1. Many pieces of research – on the dangers of smoking and the dangers of pharmaceutical drugs like Vioxx, Thalidomide and Zyprexa, for instance – have been played down or simply suppressed by large corporations until too many people started dying for them to cover it up any longer. All of these have been or are now the subject of serious litigation. A Russian study (reported in the Independent 17 Feb) has just confirmed what Michael said abut GM foods causing organ damage in lab experiments. Will it be too late for thousands more innocent people before the chemical corporation megalomaniacs are forced to admit that they were, as I and many thousands of concerned people believe, totally wrong?
2. The major point of Michael's argument should have stopped the debate. That was that GM foods cross-contaminate over many miles and that can never be reversed. Until we have more time to validate the research that Michael referred to, we should not allow GM foods into Ireland. Why so much haste, Patrick?
3. Patrick eventually admitted that Monsanto's patents will ensure that they would own a major portion of our food supply for 20 years. A terrifying, Orwellian nightmare is now a real possibility. "Buy our food at any price we want to charge and however harmful it is or starve."
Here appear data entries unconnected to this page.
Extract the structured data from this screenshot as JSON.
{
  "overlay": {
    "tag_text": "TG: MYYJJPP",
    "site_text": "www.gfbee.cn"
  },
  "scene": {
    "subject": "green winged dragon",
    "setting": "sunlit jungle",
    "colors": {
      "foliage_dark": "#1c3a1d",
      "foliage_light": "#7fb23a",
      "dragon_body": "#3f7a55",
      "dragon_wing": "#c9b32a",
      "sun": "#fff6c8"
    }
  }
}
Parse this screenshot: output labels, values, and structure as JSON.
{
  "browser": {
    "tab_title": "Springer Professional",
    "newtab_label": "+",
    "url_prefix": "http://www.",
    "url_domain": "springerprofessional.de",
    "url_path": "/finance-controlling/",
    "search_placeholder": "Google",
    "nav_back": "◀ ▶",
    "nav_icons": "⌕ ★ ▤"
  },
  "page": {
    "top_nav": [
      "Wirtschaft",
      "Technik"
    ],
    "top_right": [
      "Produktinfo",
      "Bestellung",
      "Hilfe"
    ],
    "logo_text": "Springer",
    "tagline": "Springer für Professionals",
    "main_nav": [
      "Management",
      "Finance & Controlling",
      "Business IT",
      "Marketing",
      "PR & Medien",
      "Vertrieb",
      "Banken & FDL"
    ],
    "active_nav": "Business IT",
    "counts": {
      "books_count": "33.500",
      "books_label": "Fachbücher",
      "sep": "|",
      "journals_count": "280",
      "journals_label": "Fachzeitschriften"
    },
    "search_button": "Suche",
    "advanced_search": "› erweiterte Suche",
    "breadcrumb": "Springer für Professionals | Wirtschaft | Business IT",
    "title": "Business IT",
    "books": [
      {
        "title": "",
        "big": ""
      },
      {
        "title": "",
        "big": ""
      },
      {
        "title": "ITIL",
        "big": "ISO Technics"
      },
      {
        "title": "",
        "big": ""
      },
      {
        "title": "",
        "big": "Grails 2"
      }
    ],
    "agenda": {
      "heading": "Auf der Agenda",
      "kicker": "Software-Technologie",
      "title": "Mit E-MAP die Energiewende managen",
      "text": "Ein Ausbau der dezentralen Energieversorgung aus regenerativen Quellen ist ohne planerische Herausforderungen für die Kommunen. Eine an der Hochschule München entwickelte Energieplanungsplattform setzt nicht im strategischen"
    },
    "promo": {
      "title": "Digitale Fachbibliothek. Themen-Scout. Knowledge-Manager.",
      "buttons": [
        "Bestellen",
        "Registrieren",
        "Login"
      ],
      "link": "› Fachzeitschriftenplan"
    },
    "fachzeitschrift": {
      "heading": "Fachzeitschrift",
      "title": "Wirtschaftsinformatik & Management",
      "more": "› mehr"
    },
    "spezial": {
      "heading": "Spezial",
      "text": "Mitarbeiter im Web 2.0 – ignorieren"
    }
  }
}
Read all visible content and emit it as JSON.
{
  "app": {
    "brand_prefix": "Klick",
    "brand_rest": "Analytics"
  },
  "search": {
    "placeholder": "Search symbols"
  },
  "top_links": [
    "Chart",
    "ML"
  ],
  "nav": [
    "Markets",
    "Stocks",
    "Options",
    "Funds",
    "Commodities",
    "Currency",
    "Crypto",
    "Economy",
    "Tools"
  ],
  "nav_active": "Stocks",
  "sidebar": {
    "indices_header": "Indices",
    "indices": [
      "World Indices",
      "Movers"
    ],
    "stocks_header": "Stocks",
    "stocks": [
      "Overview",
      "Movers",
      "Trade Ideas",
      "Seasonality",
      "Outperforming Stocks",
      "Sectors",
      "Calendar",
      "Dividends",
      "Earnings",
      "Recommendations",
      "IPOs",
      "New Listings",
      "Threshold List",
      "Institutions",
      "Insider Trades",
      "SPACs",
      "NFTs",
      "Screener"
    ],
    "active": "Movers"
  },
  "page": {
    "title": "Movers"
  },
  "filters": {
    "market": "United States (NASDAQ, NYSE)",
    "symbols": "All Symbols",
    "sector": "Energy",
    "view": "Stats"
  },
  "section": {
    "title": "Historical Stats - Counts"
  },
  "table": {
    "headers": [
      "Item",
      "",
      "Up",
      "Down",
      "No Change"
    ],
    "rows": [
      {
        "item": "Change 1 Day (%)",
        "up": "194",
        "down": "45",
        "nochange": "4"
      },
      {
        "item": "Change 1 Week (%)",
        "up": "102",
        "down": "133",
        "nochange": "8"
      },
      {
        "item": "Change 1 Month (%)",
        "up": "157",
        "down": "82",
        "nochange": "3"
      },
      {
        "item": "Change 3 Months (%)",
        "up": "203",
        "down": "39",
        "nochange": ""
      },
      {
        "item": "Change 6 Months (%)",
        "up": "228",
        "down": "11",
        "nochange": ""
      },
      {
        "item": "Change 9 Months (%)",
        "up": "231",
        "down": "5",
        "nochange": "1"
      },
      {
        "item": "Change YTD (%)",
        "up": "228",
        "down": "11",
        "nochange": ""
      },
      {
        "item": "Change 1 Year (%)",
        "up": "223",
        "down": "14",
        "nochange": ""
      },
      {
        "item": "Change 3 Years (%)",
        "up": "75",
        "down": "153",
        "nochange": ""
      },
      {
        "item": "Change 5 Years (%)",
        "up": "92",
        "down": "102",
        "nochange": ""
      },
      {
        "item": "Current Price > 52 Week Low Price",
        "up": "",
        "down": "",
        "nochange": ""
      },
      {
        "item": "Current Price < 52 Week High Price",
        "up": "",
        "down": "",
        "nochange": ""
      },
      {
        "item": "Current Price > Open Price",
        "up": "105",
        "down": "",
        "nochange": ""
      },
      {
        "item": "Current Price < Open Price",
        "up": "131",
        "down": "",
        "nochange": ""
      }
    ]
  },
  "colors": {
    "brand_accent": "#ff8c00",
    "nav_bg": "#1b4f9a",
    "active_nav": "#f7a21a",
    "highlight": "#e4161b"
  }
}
4. It is true that a Canadian farmer was sued because his crops had become contaminated by GM foods against his wishes. Quite what twist of logic Patrick was using to deny this is not clear to me but, naturally, I am sure he wasn't actually lying. Even more appalling is that the farmer lost the case. Even though he protested vigorously and absolutely did not want his crops contaminated, he lost the case. Patent is patent.
Kafka? Orwell? They used to be unimaginable horror stories but now we just shrug and keep our heads down. What happened in the last 20 years to make us so docile?